Den coning van Engelant heeft gezocht vrijheit om te Londen te comen,34 oock suspencie van wapenen ofte afdanckinge van trouppes. 't Parlement zegt daerin te consenteren wanneer hij haere begeerte zal hebben toegestaen. D'ambassadeurs van de Vereenigde Nederlanden, als men meende dat zij afscheit zouden nemen van het parlement, hebben gesproocken van de religie, zeggende dat die zaecke gemeen was tuschen haer ende 't parlement, ende dat zij hoopten dat den coninck zoude zijn te bewilligen van te zullen toestaen al wat in een synode, canoniquelijck vergadert,35 oock ten overstaen van Duitsche ende Nederlandsche doctoren zoude werden goedgevonden.

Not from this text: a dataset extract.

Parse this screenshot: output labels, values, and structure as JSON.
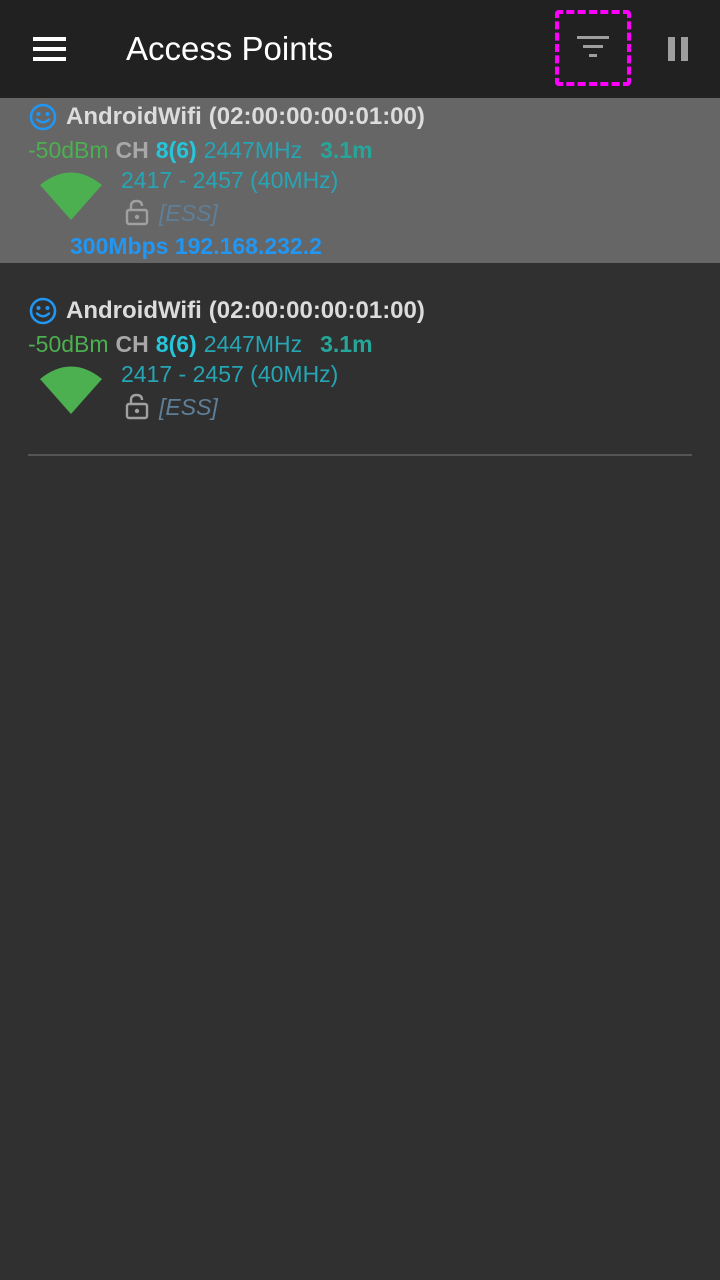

Dit en smaecte de parlamentarissen niet, die zeiden dat zij haer eigen religie best verstond[en]. Evenwel is Farfax sus-
566
pect van te wesen anabaptiste, 'twelck met zijne professie niet wel overeen en comt.36 De soldaten die onder den grave van Essex hebben gedient, zijn zoo quaelijck tevrede37 over de resignatie van de crijgsampten die Essex uit cracht van een resolutie van het parlement, eer hij daertoe wierd geperst, hadde gedaen, dat drie compagniën ruiters dienst hebben genomen bij den coning,38 andere trouppes Waller hebben gedwongen zich te salveren binnen het casteel van Farnham.39 's Conincx volck had Holt, een casteel in de provincie van Wil,40 becomen. In Ierland hadden de protestanten de steden Galwai, Droheda ende Dunkalke, oock den persoon van den viceroi met intelligentie meenen te becomen,41 ende alzoo zij de steden van Corken, Bandonbridge, Kinsal ende Yeoghil niet wel en conden beschermen, hebben zij die gepresenteert aen de Hollanders.42 De roomsche catholycken van Ierland belegerden sterck het fort van Duncanan,43 hebbende oock twee forten op de riviere gemaect om het secours te beletten.Adres: Mijnheer/mijnheer van Reigersberg, eerste raed in den Hoogen Raide in Hollant, in Den Hage. Port.
Onderaan de voorzijde schreef Grotius: Verte.
In dorso schreef Reigersberch: Broeder de Groot, den 18 Martii 1645 uyt Paris.